Dubawnt River at Dubawnt Lake - Midway Point on Esker, Dubawnt Canyon Portage
Distance 30 km [784km]
Portage 1 [15]
Very Fast Water 0 [30]
Rapids 3 [28]
We listened to Radio Australia’s news bulletin for 6am our time, such luxury.
The morning was cool and misty with threatening rain and swarms of black flies and mosquitoes. We were into our first rapid almost as soon as we left the island. It was between two and three kilometres long with a turn to the left. After scouting it we ran RR. It was very fast with big waves, good fun and possibly the fastest three kilometres we have travelled in a canoe. We continued hurtling down the fast flowing river until the last rapid before entering the Dubawnt Canyon however we were being cautious as we wanted to make sure we would be able to eddy out of the very swift current at the cairn which marked the beginning of the portage around the canyon. This last rapid was not as long but had huge waves and several rocky ledges requiring us to move from the centre of the river to a tight right before the big ledges on the right side. This rapid was made more difficult by the heavy mist on the water limiting visibility; also we were in the midst of a thunderstorm and had to contend with heavy rain.
It was a steep climb from the river to the head of the portage and we said a silent thank you to the Harmuth party who built this cairn in 1983 because it was not easy to see where best to eddy out before the canyon proper started.
The portage is just over four kilometres long and we only reached the esker about half way along before setting up camp. The day was extremely humid and the mosquitoes and black flies were in plague proportions. As we walked across moss and knee high bushes we constantly stirred them up. It was difficult walking as there was no formal portage and we mostly just followed animal trails.

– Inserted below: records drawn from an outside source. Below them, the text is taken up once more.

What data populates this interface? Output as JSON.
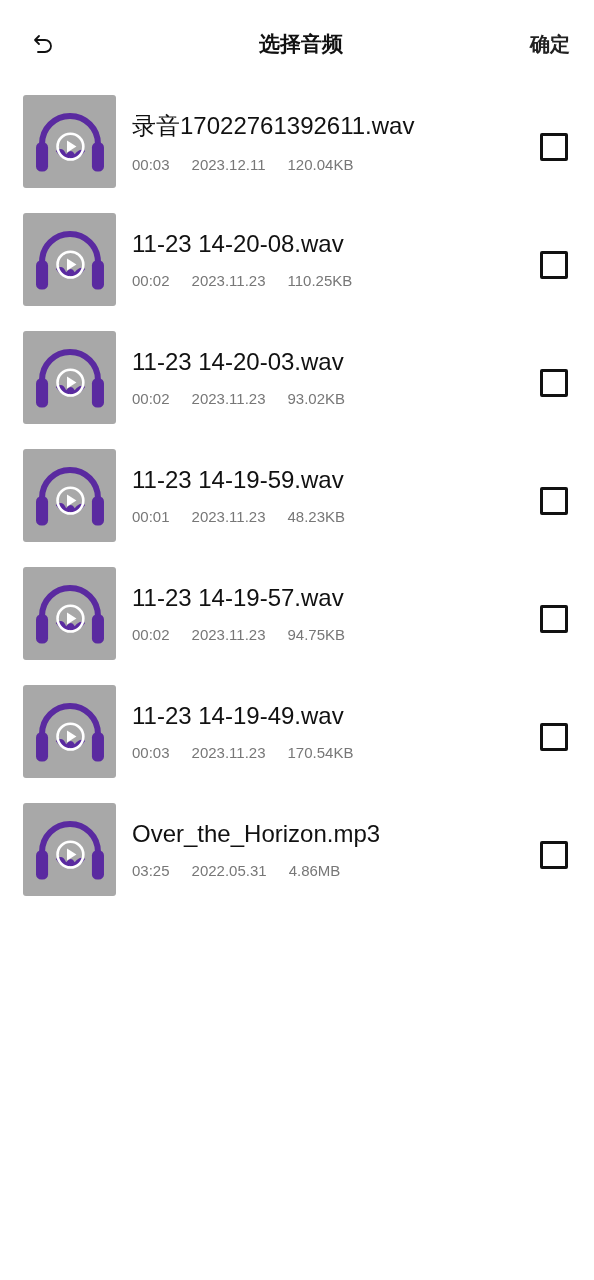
{
  "header": {
    "title": "选择音频",
    "confirm": "确定"
  },
  "files": [
    {
      "name": "录音17022761392611.wav",
      "duration": "00:03",
      "date": "2023.12.11",
      "size": "120.04KB",
      "checked": false
    },
    {
      "name": "11-23 14-20-08.wav",
      "duration": "00:02",
      "date": "2023.11.23",
      "size": "110.25KB",
      "checked": false
    },
    {
      "name": "11-23 14-20-03.wav",
      "duration": "00:02",
      "date": "2023.11.23",
      "size": "93.02KB",
      "checked": false
    },
    {
      "name": "11-23 14-19-59.wav",
      "duration": "00:01",
      "date": "2023.11.23",
      "size": "48.23KB",
      "checked": false
    },
    {
      "name": "11-23 14-19-57.wav",
      "duration": "00:02",
      "date": "2023.11.23",
      "size": "94.75KB",
      "checked": false
    },
    {
      "name": "11-23 14-19-49.wav",
      "duration": "00:03",
      "date": "2023.11.23",
      "size": "170.54KB",
      "checked": false
    },
    {
      "name": "Over_the_Horizon.mp3",
      "duration": "03:25",
      "date": "2022.05.31",
      "size": "4.86MB",
      "checked": false
    }
  ]
}
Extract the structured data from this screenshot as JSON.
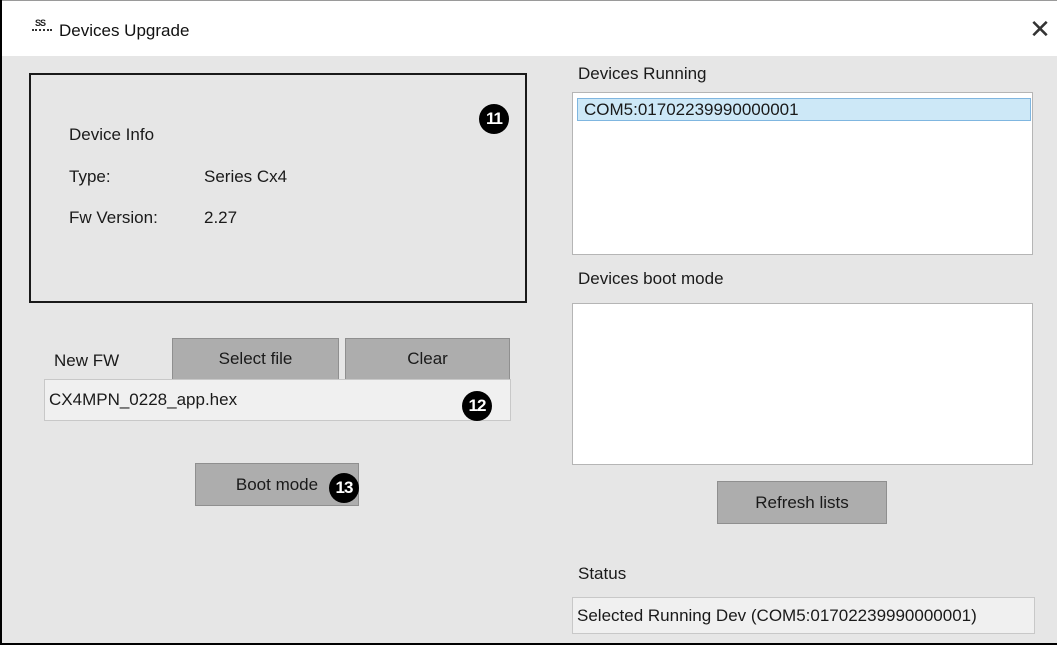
{
  "window": {
    "title": "Devices Upgrade",
    "close_symbol": "✕",
    "app_icon_glyph": "SS"
  },
  "device_info": {
    "title": "Device Info",
    "type_label": "Type:",
    "type_value": "Series Cx4",
    "fw_label": "Fw Version:",
    "fw_value": "2.27"
  },
  "firmware": {
    "label": "New FW",
    "select_label": "Select file",
    "clear_label": "Clear",
    "file_name": "CX4MPN_0228_app.hex"
  },
  "boot_button_label": "Boot mode",
  "markers": [
    "11",
    "12",
    "13"
  ],
  "running": {
    "label": "Devices Running",
    "items": [
      "COM5:01702239990000001"
    ]
  },
  "boot_list": {
    "label": "Devices boot mode",
    "items": []
  },
  "refresh_label": "Refresh lists",
  "status": {
    "label": "Status",
    "value": "Selected Running Dev (COM5:01702239990000001)"
  },
  "colors": {
    "client_bg": "#e6e6e6",
    "button_bg": "#adadad",
    "selection_bg": "#cde8f7",
    "selection_border": "#7fb6e0"
  },
  "icons": [
    "app-icon",
    "close-icon"
  ]
}
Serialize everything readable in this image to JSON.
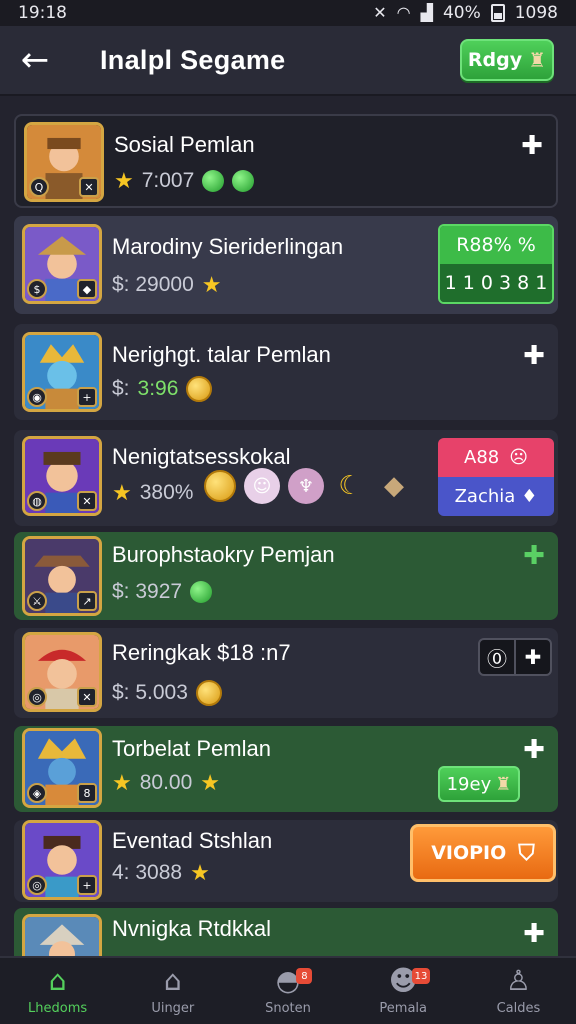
{
  "status_bar": {
    "time": "19:18",
    "battery_text": "40%",
    "clock_right": "1098"
  },
  "app_bar": {
    "title": "Inalpl Segame",
    "ready_label": "Rdgy"
  },
  "rows": [
    {
      "title": "Sosial Pemlan",
      "sub": "7:007"
    },
    {
      "title": "Marodiny Sieriderlingan",
      "sub": "$: 29000",
      "stat_top": "R88% %",
      "stat_bottom": "1 1 0 3 8 1"
    },
    {
      "title": "Nerighgt. talar Pemlan",
      "sub_prefix": "$:",
      "sub_value": "3:96"
    },
    {
      "title": "Nenigtatsesskokal",
      "sub": "380%",
      "box_top": "A88",
      "box_bottom": "Zachia"
    },
    {
      "title": "Burophstaokry Pemjan",
      "sub": "$: 3927"
    },
    {
      "title": "Reringkak $18 :n7",
      "sub": "$: 5.003"
    },
    {
      "title": "Torbelat Pemlan",
      "sub": "80.00",
      "ready_label": "19ey"
    },
    {
      "title": "Eventad Stshlan",
      "sub": "4: 3088",
      "action_label": "VIOPIO"
    },
    {
      "title": "Nvnigka Rtdkkal"
    }
  ],
  "nav": [
    {
      "label": "Lhedoms",
      "active": true
    },
    {
      "label": "Uinger",
      "active": false
    },
    {
      "label": "Snoten",
      "active": false,
      "badge": "8"
    },
    {
      "label": "Pemala",
      "active": false,
      "badge": "13"
    },
    {
      "label": "Caldes",
      "active": false
    }
  ],
  "colors": {
    "background": "#23232e",
    "accent_green": "#3dbb48",
    "orange": "#e86a12",
    "pink": "#e7426a",
    "blue": "#4a55c9"
  }
}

We saw lots of fresh Musk Ox prints but unfortunately no animals. We did the carry in two sections of just over a kilometre each as the heat and humidity made it exhausting. The views over the river and across the canyon are spectacular. I cannot believe the power of the river as it roars through this awesome gorge, the waves are monstrous, certain death to any canoeist who strayed into the canyon.

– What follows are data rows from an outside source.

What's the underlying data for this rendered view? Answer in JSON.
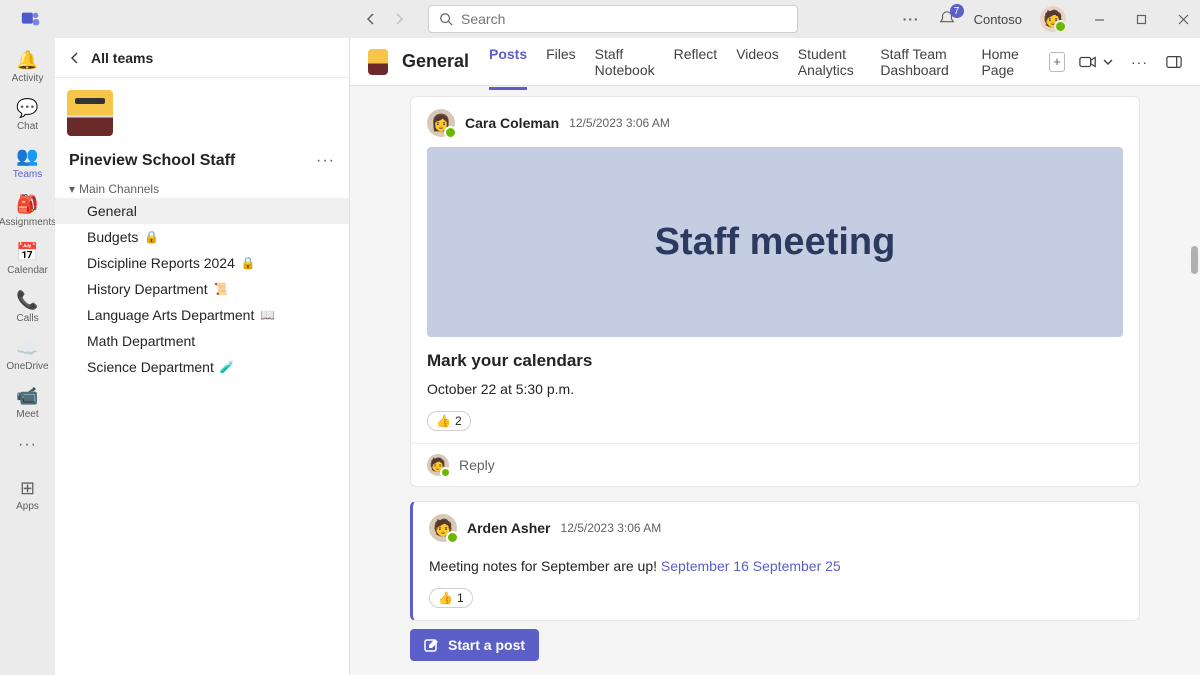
{
  "titlebar": {
    "search_placeholder": "Search",
    "notification_count": "7",
    "profile_name": "Contoso"
  },
  "rail": {
    "items": [
      {
        "label": "Activity"
      },
      {
        "label": "Chat"
      },
      {
        "label": "Teams"
      },
      {
        "label": "Assignments"
      },
      {
        "label": "Calendar"
      },
      {
        "label": "Calls"
      },
      {
        "label": "OneDrive"
      },
      {
        "label": "Meet"
      }
    ],
    "apps_label": "Apps"
  },
  "sidebar": {
    "all_teams": "All teams",
    "team_name": "Pineview School Staff",
    "section_label": "Main Channels",
    "channels": [
      {
        "name": "General",
        "icon": ""
      },
      {
        "name": "Budgets",
        "icon": "🔒"
      },
      {
        "name": "Discipline Reports 2024",
        "icon": "🔒"
      },
      {
        "name": "History Department",
        "icon": "📜"
      },
      {
        "name": "Language Arts Department",
        "icon": "📖"
      },
      {
        "name": "Math Department",
        "icon": ""
      },
      {
        "name": "Science Department",
        "icon": "🧪"
      }
    ]
  },
  "header": {
    "channel_name": "General",
    "tabs": [
      {
        "label": "Posts"
      },
      {
        "label": "Files"
      },
      {
        "label": "Staff Notebook"
      },
      {
        "label": "Reflect"
      },
      {
        "label": "Videos"
      },
      {
        "label": "Student Analytics"
      },
      {
        "label": "Staff Team Dashboard"
      },
      {
        "label": "Home Page"
      }
    ]
  },
  "posts": [
    {
      "author": "Cara Coleman",
      "timestamp": "12/5/2023 3:06 AM",
      "banner_text": "Staff meeting",
      "title": "Mark your calendars",
      "body": "October 22 at 5:30 p.m.",
      "reaction_count": "2",
      "reaction_emoji": "👍",
      "reply_label": "Reply"
    },
    {
      "author": "Arden Asher",
      "timestamp": "12/5/2023 3:06 AM",
      "body_prefix": "Meeting notes for September are up! ",
      "link1": "September 16",
      "link2": "September 25",
      "reaction_count": "1",
      "reaction_emoji": "👍"
    }
  ],
  "compose": {
    "start_post": "Start a post"
  }
}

We were both exhausted by the time we struck camp at 5.30 pm, and hot, sweaty and covered in bug bites and a mixture of blood and grease from the bites and many liberal applications of insect repellent which were washed off by sweat almost immediately after application. However we are camped on a beautiful open gravel esker with sweeping views up and down the canyon. We had just erected the tent when the skies open and the heavy rain started. It rained for hours and as it was too difficult and I was too tired to cook we made a meal of pilot biscuits, hot chocolate and coffee.
The night turned into a wild one, the wind strengthened to “gale force” and the tent flapped and shook but lived up the promise of being able to withstand high winds. Sometime about midnight, John, who had been concerned that for the first time in five years of canoeing we had not tied the canoe down and was waiting for a break in the rain to do so, heard the canoe flip over and take-off. We both flew out of the tent and rescued it before it got too far away. We had no way of tying it down so put it upright with the food drums to weigh it down. The wind was still crazy and John who couldn’t sleep sat up dressed and waiting to dash out. Eventually we both fell asleep.